I am wondering what the best way to implement conversion to string is for my own classes. I have searched extensively (and consulted some books), but surprisingly I have not found any recommendations anywhere. As I see it, the options are:
Inside-class definition of the cast to string:
operator std::string() const
Outside-class overloading of
std::string to_string(const Obj&)
Related to this: is it beter to declare the overload of the streaming operator <<
inside the class or outside?
I'd say it depends on the type of string you're trying to generate. If it's for logging and debugging, I'd probably overload <<(ostream&)
, provided my logging library supports streams (or can be mode to support it).
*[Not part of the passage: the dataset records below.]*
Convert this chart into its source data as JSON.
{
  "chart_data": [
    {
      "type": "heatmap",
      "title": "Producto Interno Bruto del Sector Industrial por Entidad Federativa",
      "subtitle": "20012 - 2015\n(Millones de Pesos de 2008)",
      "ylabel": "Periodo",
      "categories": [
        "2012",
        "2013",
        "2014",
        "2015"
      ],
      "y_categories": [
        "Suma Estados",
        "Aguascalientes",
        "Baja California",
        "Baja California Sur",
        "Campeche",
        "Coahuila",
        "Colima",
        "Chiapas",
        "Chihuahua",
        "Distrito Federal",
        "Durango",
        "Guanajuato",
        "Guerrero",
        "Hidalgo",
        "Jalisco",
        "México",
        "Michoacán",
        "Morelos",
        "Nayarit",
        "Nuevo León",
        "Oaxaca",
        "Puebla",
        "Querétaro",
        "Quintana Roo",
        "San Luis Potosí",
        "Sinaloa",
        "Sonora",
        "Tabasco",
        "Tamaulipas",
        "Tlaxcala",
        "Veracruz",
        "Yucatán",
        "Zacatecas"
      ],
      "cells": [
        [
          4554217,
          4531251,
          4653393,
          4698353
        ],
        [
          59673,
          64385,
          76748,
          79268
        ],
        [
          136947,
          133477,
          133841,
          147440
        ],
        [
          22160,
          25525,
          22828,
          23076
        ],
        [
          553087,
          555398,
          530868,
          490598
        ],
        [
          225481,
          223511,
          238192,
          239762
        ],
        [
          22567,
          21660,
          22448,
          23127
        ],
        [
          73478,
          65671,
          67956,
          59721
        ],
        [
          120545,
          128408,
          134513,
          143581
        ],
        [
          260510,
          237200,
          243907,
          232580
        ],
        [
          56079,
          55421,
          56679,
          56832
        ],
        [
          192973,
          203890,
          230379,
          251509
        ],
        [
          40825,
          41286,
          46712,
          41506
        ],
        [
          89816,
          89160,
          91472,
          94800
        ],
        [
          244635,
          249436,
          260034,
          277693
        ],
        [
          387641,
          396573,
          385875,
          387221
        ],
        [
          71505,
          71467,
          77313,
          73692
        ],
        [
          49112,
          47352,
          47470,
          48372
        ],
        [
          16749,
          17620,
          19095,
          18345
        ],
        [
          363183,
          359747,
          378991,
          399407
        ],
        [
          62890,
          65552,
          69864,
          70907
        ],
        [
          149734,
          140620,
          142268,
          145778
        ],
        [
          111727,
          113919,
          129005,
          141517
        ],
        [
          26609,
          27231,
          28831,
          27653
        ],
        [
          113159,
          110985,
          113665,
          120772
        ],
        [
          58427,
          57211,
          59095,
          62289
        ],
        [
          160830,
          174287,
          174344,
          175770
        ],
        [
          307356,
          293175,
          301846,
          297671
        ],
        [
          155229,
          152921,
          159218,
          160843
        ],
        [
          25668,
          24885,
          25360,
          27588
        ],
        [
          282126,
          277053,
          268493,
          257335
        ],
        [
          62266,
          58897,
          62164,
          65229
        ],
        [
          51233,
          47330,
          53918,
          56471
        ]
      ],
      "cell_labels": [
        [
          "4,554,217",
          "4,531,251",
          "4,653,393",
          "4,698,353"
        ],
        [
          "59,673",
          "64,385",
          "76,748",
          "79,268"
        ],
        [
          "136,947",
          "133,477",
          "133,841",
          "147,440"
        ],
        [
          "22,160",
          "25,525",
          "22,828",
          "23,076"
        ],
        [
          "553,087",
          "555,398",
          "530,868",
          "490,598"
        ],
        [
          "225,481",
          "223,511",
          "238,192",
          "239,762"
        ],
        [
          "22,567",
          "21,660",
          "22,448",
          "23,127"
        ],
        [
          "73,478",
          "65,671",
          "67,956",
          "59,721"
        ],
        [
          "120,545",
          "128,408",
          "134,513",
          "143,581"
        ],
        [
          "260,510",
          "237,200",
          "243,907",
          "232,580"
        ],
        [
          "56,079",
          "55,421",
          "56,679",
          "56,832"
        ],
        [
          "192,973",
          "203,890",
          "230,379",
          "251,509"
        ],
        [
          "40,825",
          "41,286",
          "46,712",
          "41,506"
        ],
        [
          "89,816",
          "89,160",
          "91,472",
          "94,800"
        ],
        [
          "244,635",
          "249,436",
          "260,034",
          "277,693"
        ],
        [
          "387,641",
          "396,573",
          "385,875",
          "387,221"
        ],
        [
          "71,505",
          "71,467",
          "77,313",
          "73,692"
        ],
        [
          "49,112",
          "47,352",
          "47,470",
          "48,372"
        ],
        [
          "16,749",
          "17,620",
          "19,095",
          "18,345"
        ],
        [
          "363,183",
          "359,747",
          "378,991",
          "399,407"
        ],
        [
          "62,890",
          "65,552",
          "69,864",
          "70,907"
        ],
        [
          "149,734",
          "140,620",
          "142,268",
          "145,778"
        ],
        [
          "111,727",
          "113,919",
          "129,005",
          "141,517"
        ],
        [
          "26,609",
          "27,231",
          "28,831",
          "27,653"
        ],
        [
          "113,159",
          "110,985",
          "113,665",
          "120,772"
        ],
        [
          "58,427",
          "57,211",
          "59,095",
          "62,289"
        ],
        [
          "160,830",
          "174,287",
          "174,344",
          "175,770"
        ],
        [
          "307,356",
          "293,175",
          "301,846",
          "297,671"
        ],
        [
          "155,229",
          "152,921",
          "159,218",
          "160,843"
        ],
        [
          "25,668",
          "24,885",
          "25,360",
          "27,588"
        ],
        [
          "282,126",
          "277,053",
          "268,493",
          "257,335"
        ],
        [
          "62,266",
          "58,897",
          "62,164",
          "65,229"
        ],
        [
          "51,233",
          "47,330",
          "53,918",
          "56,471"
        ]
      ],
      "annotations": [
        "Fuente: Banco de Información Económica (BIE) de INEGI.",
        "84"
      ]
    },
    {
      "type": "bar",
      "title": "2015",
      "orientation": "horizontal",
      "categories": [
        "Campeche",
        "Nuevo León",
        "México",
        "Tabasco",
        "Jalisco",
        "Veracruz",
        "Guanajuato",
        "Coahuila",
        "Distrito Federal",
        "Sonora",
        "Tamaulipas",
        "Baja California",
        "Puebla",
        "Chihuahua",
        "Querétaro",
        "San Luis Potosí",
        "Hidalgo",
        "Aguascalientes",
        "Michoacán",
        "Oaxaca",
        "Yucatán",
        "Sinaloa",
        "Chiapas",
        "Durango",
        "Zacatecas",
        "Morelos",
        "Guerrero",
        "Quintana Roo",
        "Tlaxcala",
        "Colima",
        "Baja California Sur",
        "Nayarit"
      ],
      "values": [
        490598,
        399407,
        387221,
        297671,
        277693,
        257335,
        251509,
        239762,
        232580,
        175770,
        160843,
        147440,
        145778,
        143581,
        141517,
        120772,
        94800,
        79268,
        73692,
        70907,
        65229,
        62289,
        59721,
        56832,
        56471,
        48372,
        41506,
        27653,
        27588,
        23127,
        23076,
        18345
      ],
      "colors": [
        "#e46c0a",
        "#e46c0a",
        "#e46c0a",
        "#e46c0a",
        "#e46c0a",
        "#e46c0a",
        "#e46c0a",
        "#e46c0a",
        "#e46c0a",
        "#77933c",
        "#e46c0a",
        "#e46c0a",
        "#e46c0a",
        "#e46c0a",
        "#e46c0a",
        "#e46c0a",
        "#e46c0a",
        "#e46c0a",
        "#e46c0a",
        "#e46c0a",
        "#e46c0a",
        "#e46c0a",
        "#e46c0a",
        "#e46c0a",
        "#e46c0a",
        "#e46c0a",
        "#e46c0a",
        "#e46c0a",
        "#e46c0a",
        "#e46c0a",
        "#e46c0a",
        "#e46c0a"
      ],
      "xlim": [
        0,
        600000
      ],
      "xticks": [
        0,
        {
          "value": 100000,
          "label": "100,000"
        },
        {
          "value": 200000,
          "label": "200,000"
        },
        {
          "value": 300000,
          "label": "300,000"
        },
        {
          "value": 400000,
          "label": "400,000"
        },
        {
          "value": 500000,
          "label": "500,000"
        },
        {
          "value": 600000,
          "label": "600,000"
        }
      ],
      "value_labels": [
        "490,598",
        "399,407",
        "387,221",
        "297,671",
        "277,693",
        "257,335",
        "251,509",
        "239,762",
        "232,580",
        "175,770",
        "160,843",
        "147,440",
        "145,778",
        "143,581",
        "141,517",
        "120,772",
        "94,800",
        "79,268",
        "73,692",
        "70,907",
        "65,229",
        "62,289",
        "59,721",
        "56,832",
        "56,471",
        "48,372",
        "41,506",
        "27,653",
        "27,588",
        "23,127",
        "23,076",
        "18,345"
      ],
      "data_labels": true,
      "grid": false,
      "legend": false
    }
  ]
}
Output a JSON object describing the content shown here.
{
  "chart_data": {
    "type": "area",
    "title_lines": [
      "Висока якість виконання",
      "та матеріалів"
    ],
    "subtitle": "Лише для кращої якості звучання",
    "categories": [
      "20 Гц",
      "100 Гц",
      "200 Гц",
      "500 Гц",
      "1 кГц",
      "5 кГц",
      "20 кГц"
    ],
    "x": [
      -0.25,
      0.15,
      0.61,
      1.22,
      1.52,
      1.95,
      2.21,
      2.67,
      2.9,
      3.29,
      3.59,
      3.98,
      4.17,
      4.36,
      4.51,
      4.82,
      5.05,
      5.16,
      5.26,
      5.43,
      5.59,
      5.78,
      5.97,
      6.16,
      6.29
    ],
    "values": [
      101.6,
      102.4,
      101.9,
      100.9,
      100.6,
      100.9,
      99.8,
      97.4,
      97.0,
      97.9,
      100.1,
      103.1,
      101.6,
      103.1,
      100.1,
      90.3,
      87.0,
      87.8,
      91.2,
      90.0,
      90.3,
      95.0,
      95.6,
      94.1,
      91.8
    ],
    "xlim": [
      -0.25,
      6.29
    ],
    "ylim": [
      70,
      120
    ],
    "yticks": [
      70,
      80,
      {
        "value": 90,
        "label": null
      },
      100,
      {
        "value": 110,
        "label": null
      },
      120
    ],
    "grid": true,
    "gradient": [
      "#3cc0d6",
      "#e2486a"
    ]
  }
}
If it makes sense as a string without surprising anyone (the upcoming string_view
being one example), then I'd do the operator. If it's a number type (like a big integer), or any other type that for any other reason needs to have a string representation, I'd add a ToString()
function, whether member or not.
I wouldn't, however, add a std::to_string()
overload, since I wouldn't want to sneak into the std
namespace with my own non-standard code. Also, you can't even use it ADL contexts, since std::to_string()
only takes primitive operands.
As for the <<(ostream&)
operator, there's no use declaring it as a member function, since os << myObj
wouldn't work. What you can do is declare it as a friend and then have its definition inside the class declaration. This, however, would make it a non-member function, because of the friend
keyword. The safest bet is, usually, to declare it as a friend and the provide the implementation in a source file.